================================================================================
P9314   J.A. Bergstra, I. Bethke & A. Ponse
        "Process algebra with iteration"


We introduce iteration in process algebra by means of (the binary version
of) Kleene's star operator:  x * y is the process that chooses between
x and y, and upon termination of x has this choice again.
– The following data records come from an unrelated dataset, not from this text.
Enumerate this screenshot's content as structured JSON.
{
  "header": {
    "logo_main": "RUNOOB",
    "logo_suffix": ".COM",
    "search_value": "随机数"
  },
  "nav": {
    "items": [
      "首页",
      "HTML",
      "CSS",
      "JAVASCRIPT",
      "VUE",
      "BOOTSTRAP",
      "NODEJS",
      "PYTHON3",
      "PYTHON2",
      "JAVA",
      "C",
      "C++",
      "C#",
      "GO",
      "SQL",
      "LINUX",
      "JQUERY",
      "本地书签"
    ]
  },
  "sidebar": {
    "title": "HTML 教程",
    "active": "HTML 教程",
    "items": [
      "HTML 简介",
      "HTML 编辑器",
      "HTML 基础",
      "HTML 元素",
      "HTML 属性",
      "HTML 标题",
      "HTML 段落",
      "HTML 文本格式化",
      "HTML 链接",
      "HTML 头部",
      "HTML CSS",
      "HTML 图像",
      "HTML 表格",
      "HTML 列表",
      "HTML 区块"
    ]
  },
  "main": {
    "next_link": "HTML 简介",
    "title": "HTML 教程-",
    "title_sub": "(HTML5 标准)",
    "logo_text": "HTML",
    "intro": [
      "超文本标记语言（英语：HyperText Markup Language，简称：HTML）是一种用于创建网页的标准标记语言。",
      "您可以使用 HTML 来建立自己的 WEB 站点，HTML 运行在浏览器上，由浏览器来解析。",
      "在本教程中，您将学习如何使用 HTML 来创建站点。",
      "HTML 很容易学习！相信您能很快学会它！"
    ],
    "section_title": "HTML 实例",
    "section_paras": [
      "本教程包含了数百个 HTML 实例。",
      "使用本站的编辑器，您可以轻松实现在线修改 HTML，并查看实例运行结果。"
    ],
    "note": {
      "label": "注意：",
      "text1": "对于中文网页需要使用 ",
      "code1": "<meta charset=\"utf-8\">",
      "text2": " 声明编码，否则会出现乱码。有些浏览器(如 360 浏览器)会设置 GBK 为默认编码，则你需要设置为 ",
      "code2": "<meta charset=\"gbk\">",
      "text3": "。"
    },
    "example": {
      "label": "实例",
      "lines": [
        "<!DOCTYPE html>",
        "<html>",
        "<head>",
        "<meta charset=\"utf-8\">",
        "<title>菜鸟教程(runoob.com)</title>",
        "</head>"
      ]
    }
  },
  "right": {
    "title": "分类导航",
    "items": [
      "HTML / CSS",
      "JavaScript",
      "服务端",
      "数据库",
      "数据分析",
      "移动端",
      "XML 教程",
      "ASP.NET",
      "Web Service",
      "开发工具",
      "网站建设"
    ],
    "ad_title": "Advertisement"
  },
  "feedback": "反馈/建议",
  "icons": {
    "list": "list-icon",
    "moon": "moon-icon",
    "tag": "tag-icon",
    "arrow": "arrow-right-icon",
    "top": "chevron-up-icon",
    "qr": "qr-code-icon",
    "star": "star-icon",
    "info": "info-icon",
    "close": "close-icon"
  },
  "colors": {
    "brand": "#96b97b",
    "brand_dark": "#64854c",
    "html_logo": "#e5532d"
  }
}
It is proved that
adding respectively interleaving, communication and abstraction operators
increases expressivity up to the regular processes.  However, if the
distinction between (successful) termination and deadlock is dropped, ACP
(the Algebra of Communicating Processes, [BK84b]) with * is expressive up
to the regular processes.
Finally, some attention is paid to other iteration operators and fairness
issues, and some open questions are formulated.

Note: An earlier version of this work was presented at the REX
Symposium, Noordwijkerhout, June 1--4, 1993.

Added note (9603): An adaptation of this report is published as [BBP94].

[BK84b] J.A. Bergstra and J.W. Klop.
        Process algebra for synchronous communication.
        Information and Computation, 60(1/3):109--137, 1984.

[BBP94] J.A. Bergstra, I. Bethke, and A. Ponse.
        Process algebra with iteration and nesting.
        Computer Journal, 37(4):243--258, 1994.